The e-mail marketing guidelines recently put on hold by the Direct Marketing Association (DMA) avoid mentioning what spam is. They do not endorse opt-out as a standard, according to a final draft that IAR obtained.

Kevin Noonan, the executive director of the Association of Interactive Marketing (AIM), wrote in a cover note to Council for Responsible Email (CRE) members explaining the DMA made “significant changes” to the document, including deleting a spam definition.

The copy of the best practices document, dated June 30, was obtained from a source close to AIM. In nine pages, it outlines six steps e-mail marketers should take to ensure their legitimate e-mail marketing messages are not confused with spam.

Noonan’s note went on to say, “The DMA has promised us that it will place its full pr [sic] force behind its release. They have also promised a similar effort for the document’s accompanying press release.”

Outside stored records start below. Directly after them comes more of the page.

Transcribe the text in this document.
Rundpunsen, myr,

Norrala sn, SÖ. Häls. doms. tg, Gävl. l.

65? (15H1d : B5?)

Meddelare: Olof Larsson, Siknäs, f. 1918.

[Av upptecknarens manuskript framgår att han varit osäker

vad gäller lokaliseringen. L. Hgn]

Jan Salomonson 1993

The full copy of the draft guidelines is available here.

The mostly dry document covers technical areas like list-hygiene requirements and bounce policies, as well as the best way to clearly avoid practices associated with spammers, such as harvesting e-mail addresses or using deceptive headers.

Two omissions are a definition of spam and the debate over opt-in and opt-out. The best practices do not even include the DMA’s favored definition of spam as fraudulently sent commercial e-mail, rather they just avoid the topic altogether.

The document tepidly supports opt-out. In the “consent” section, the best practices draft divides it into “affirmative consent” (forms of opt-in) and “consent” (opt-out). The guidelines do not endorse one method over the other, but do allow, “affirmative consent/permission will provide a more highly qualified level of permission from consumer and business individuals.”

The DMA’s alterations to the best practices guideline have angered many e-mail marketers, who are increasingly frustrated by what they characterize as the DMA’s ham-handed approach to forging an industry line against spam. Earlier this week, the DMA acknowledged it had shelved the long-awaited release of the e-mail best practices. It did not give the reasons for the “indefinite hold.”

The move caused Rapp Digital executive Ian Oxman, a co-chairman of the effort to draft the best practices, to quit AIM. Oxman accuses the DMA of torpedoing the work of its independent subsidiary by refusing to say spam is unsolicited commercial bulk e-mail and cites its refusal to come out in favor of an opt-in standard for e-mail marketing. Days later, Michael Mayor, president of NetCreations and head of the Interactive Advertising Bureau’s e-mail committee, withdrew the IAB’s support of the best practices. He said the IAB committee would consider publishing them in their original form as industry guidelines.